Стремятся жадно в тайный сумрак рощи
Трепещущие души. Из земли
Выходит первым Зет и за рога
Свирепого быка десницей держит,
И Амфион со сладкозвучной лирой,
Что скалы двигала. Средь сыновей,
Горда, как встарь, Ниоба выступает,
Без страха за детей. Здесь налицо
Другая матерь, ярая Агава;
За ней отряд, что растерзал царя,
А за толпой вакханок сам Пенфей,
Растерзанный, но грозный и доныне.
И, наконец, на частые призванья
Подъемлет Лаий постыдное чело
И держится вдали от всех, скрываясь.
Настаивает жрец и удвояет
Стигийские заклятья, и Лаий
Предстал с лицом открытым. Молвить страшно!
Он встал окровавленный, в волосах —
Могильный прах, и яростно вещает:
«О Кадмов дом жестокий, вечно пьяный
Родною кровью! Потрясайте тирсы
И лучше в исступленье терзайте
Родных детей! Ведь матери любовь
Страшнее всех фиванских преступлений.
Отчизна, нет, тебя не гнев богов,
А преступленье губит. Не вредит
Тебе ни Австр своим дыханьем жгучим,
Ни без дождей засохшая земля,
Но царь кровавый, получивший скиптр
В награду за убийство, овладевший
Отцовским ложем, осквернивший чрево,
Его носившее, преступный плод
Зачавший в лоне матери, и братьев
(Что необычно даже у зверей)
Родивший сам себе. Сплетенье здесь
Чудовищнее Сфинксовой загадки.
Ужасен сын, еще ужасней мать,
Зачавшая опять в несчастном чреве.
Тебя, тебя, держащего в деснице
Кровавый скиптр, тебя и город весь
Настигну я, отец неотомщенный,
С собой Эринний брачных привлеку
С гремящими богами, опрокину
Весь дом, и Марсом сокрушу пенатов.
Поэтому скорее изгоните
Из родины проклятого царя.
Едва покинет он родную землю,
Опять на ней трава зазеленеет
Весною цветоносной, воздух станет
И чист, и животворен, и дубравам
Вернется вновь зеленая краса.
Погибель, Мор, Смерть, Скорбь, Зараза, Горе,
Все спутники, достойные его,
Исчезнут с ним, и он захочет сам
Бежать отсюда быстрыми шагами,
Но я его стопы обременю
И задержу: в дороге неуверен,
Ползти он будет, старческою палкой
Перед собой ощупывая путь.
Вы отнимите землю, я – отец —
Его лишу и неба».
Эдип
Ледяную
Я чую дрожь и в членах, и в костях.
Меня винят, что совершил я то,
Чего страшился.

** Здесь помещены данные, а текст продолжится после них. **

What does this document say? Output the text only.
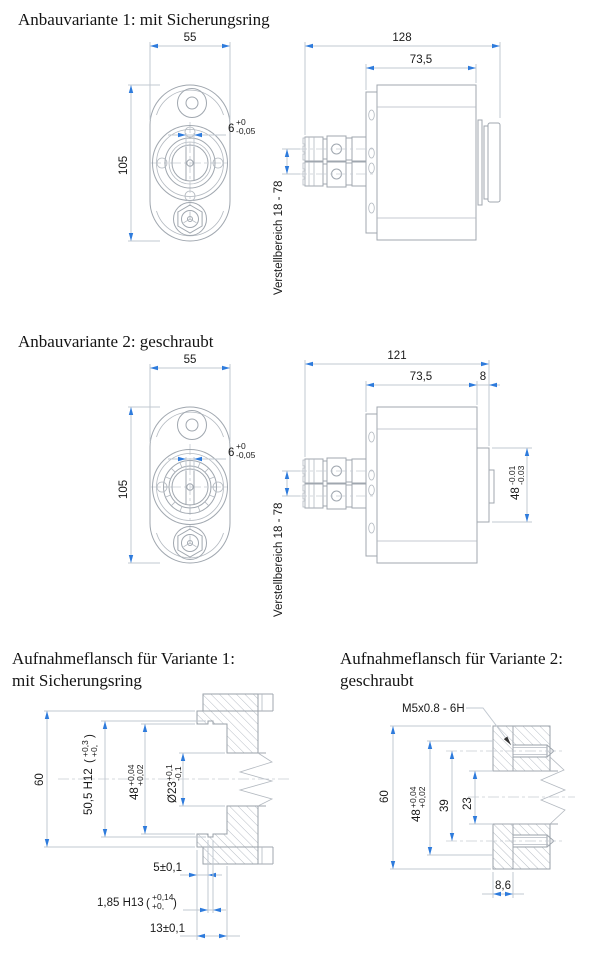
Anbauvariante 1: mit Sicherungsring
55
105
6
+0
-0,05
128
73,5
Verstellbereich 18 - 78
Anbauvariante 2: geschraubt
55
105
6
+0
-0,05
121
73,5	8
48
-0.01 -0.03
Verstellbereich 18 - 78
Aufnahmeflansch für Variante 1:
mit Sicherungsring
60	50,5 H12
(
+0,3 +0,
)
48
+0,04 +0,02
Ø23
+0,1 -0,1
5±0,1
1,85 H13 (
+0,14
+0, )
13±0,1
Aufnahmeflansch für Variante 2:
geschraubt
M5x0.8 - 6H
60
48
+0,04 +0,02 39 23
8,6
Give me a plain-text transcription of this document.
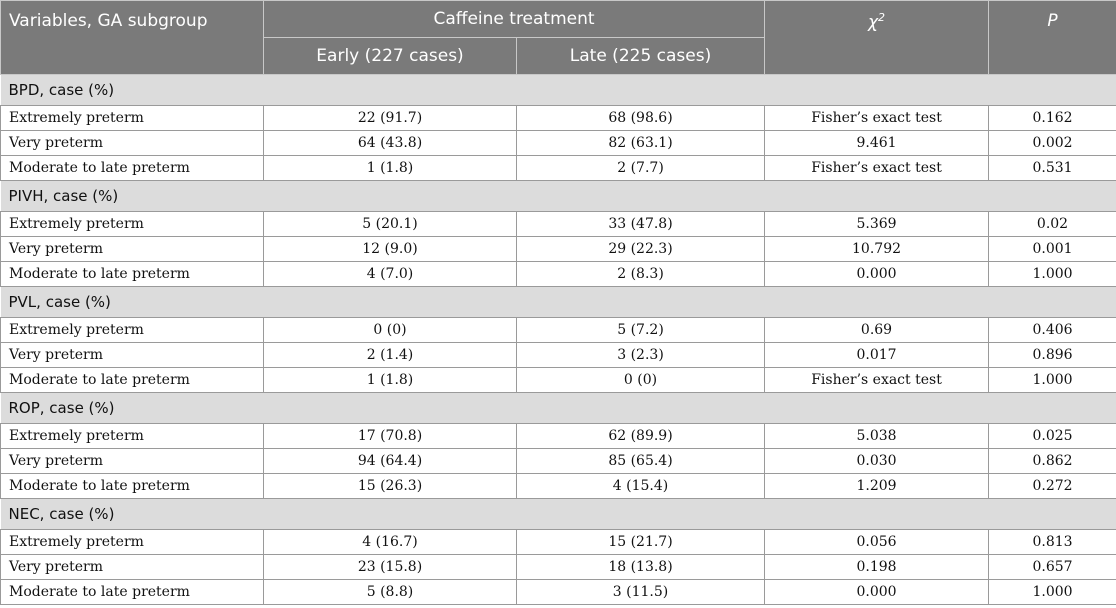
Variables, GA subgroup	Caffeine treatment		$\chi^2$	P
	Early (227 cases)	Late (225 cases)		
BPD, case (%)				
Extremely preterm	22 (91.7)	68 (98.6)	Fisher’s exact test	0.162
Very preterm	64 (43.8)	82 (63.1)	9.461	0.002
Moderate to late preterm	1 (1.8)	2 (7.7)	Fisher’s exact test	0.531
PIVH, case (%)				
Extremely preterm	5 (20.1)	33 (47.8)	5.369	0.02
Very preterm	12 (9.0)	29 (22.3)	10.792	0.001
Moderate to late preterm	4 (7.0)	2 (8.3)	0.000	1.000
PVL, case (%)				
Extremely preterm	0 (0)	5 (7.2)	0.69	0.406
Very preterm	2 (1.4)	3 (2.3)	0.017	0.896
Moderate to late preterm	1 (1.8)	0 (0)	Fisher’s exact test	1.000
ROP, case (%)				
Extremely preterm	17 (70.8)	62 (89.9)	5.038	0.025
Very preterm	94 (64.4)	85 (65.4)	0.030	0.862
Moderate to late preterm	15 (26.3)	4 (15.4)	1.209	0.272
NEC, case (%)				
Extremely preterm	4 (16.7)	15 (21.7)	0.056	0.813
Very preterm	23 (15.8)	18 (13.8)	0.198	0.657
Moderate to late preterm	5 (8.8)	3 (11.5)	0.000	1.000
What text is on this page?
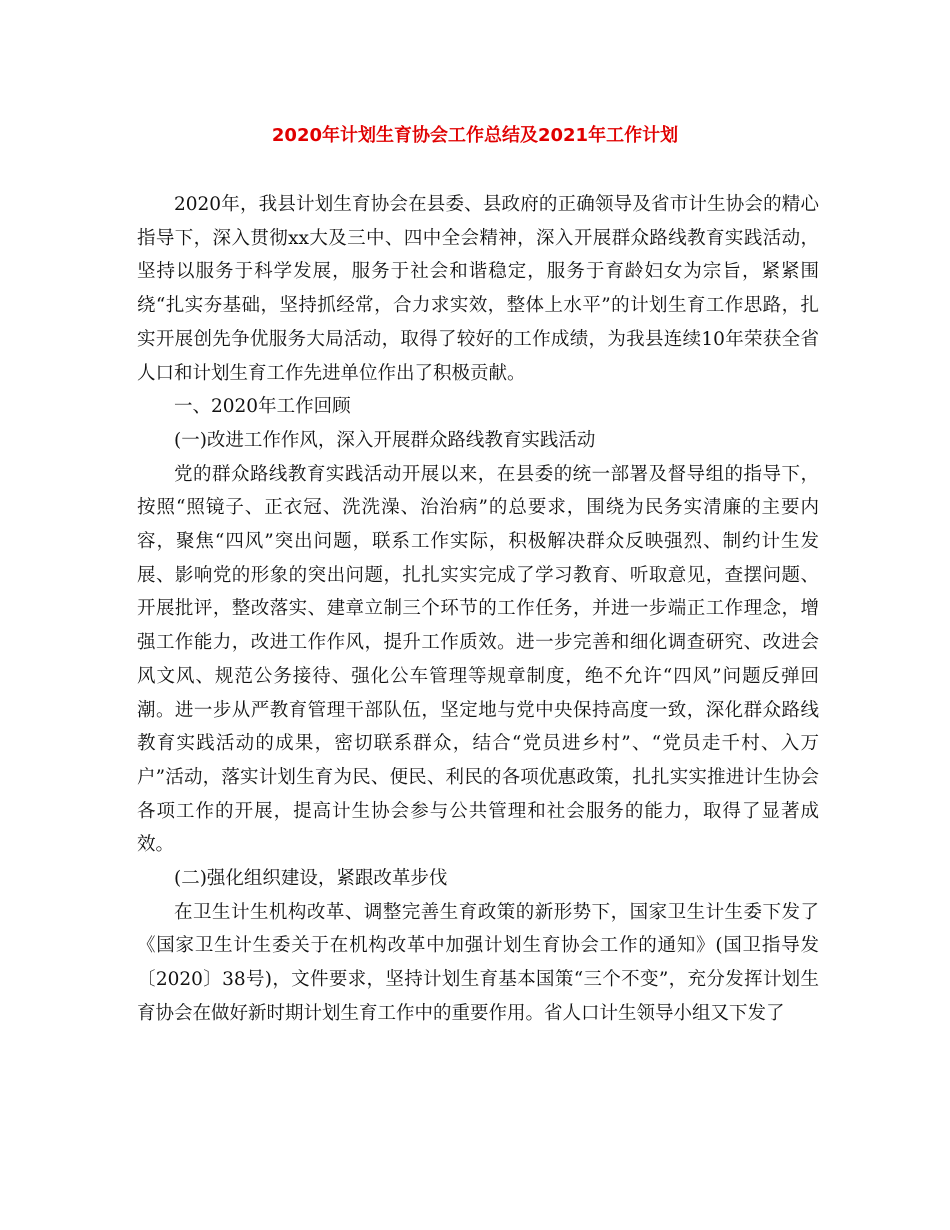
2020年计划生育协会工作总结及2021年工作计划

2020年，我县计划生育协会在县委、县政府的正确领导及省市计生协会的精心指导下，深入贯彻xx大及三中、四中全会精神，深入开展群众路线教育实践活动，坚持以服务于科学发展，服务于社会和谐稳定，服务于育龄妇女为宗旨，紧紧围绕“扎实夯基础，坚持抓经常，合力求实效，整体上水平”的计划生育工作思路，扎实开展创先争优服务大局活动，取得了较好的工作成绩，为我县连续10年荣获全省人口和计划生育工作先进单位作出了积极贡献。

一、2020年工作回顾

(一)改进工作作风，深入开展群众路线教育实践活动

党的群众路线教育实践活动开展以来，在县委的统一部署及督导组的指导下，按照“照镜子、正衣冠、洗洗澡、治治病”的总要求，围绕为民务实清廉的主要内容，聚焦“四风”突出问题，联系工作实际，积极解决群众反映强烈、制约计生发展、影响党的形象的突出问题，扎扎实实完成了学习教育、听取意见，查摆问题、开展批评，整改落实、建章立制三个环节的工作任务，并进一步端正工作理念，增强工作能力，改进工作作风，提升工作质效。进一步完善和细化调查研究、改进会风文风、规范公务接待、强化公车管理等规章制度，绝不允许“四风”问题反弹回潮。进一步从严教育管理干部队伍，坚定地与党中央保持高度一致，深化群众路线教育实践活动的成果，密切联系群众，结合“党员进乡村”、“党员走千村、入万户”活动，落实计划生育为民、便民、利民的各项优惠政策，扎扎实实推进计生协会各项工作的开展，提高计生协会参与公共管理和社会服务的能力，取得了显著成效。

(二)强化组织建设，紧跟改革步伐

在卫生计生机构改革、调整完善生育政策的新形势下，国家卫生计生委下发了《国家卫生计生委关于在机构改革中加强计划生育协会工作的通知》(国卫指导发〔2020〕38号)，文件要求，坚持计划生育基本国策“三个不变”，充分发挥计划生育协会在做好新时期计划生育工作中的重要作用。省人口计生领导小组又下发了
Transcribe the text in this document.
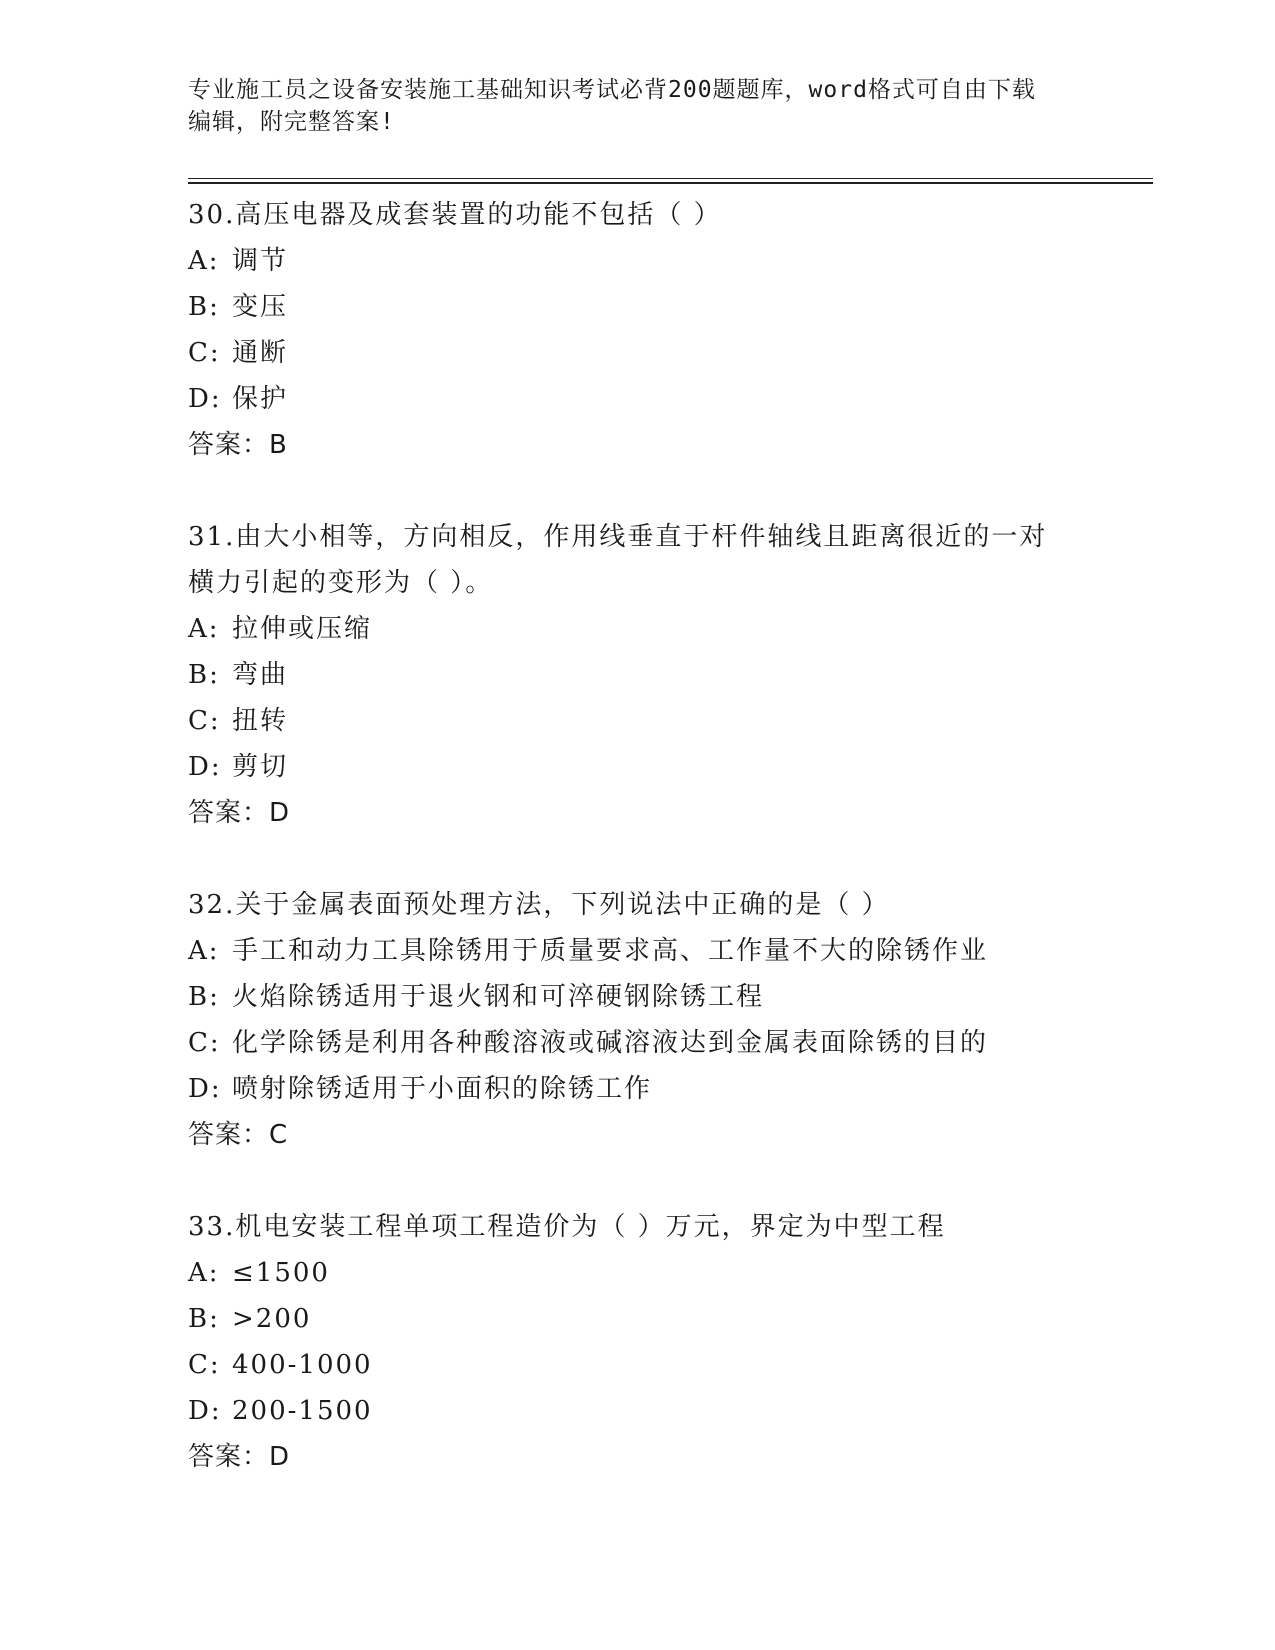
专业施工员之设备安装施工基础知识考试必背200题题库，word格式可自由下载
编辑，附完整答案!
30.高压电器及成套装置的功能不包括（ ）
A: 调节
B: 变压
C: 通断
D: 保护
答案：B
31.由大小相等，方向相反，作用线垂直于杆件轴线且距离很近的一对
横力引起的变形为（ ）。
A: 拉伸或压缩
B: 弯曲
C: 扭转
D: 剪切
答案：D
32.关于金属表面预处理方法，下列说法中正确的是（ ）
A: 手工和动力工具除锈用于质量要求高、工作量不大的除锈作业
B: 火焰除锈适用于退火钢和可淬硬钢除锈工程
C: 化学除锈是利用各种酸溶液或碱溶液达到金属表面除锈的目的
D: 喷射除锈适用于小面积的除锈工作
答案：C
33.机电安装工程单项工程造价为（ ）万元，界定为中型工程
A: ≤1500
B: >200
C: 400-1000
D: 200-1500
答案：D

Но с Полибом ложе
Меропа делит, жив отец Полиб.
Родители меня освобождают
От подозрения в двойном грехе:
Убийстве и прелюбодействе. В чем же
Моя вина? Оплакивали Фивы
Потерю Лайя много раньше, чем
Вступил я в Беотийские пределы.
Ошибся ль старец, или к Фивам бог
Неумолим? Нет, я понимаю:
В моих руках сообщники коварства;
Пророк солгал, оклеветав богов,
И скипетр мой тебе сулит.
Креонт
Чтоб я
Желал прогнать сестру мою с престола?
Нет, если б даже родственная верность
Меня не побуждала оставаться
На прежнем месте, жребия царя
Я б не желал, чрезмерно он тревожен.
Ты можешь безопасно свергнуть бремя,
Пока оно тебя не раздавило:
Спокойней будешь, скромный сан избрав.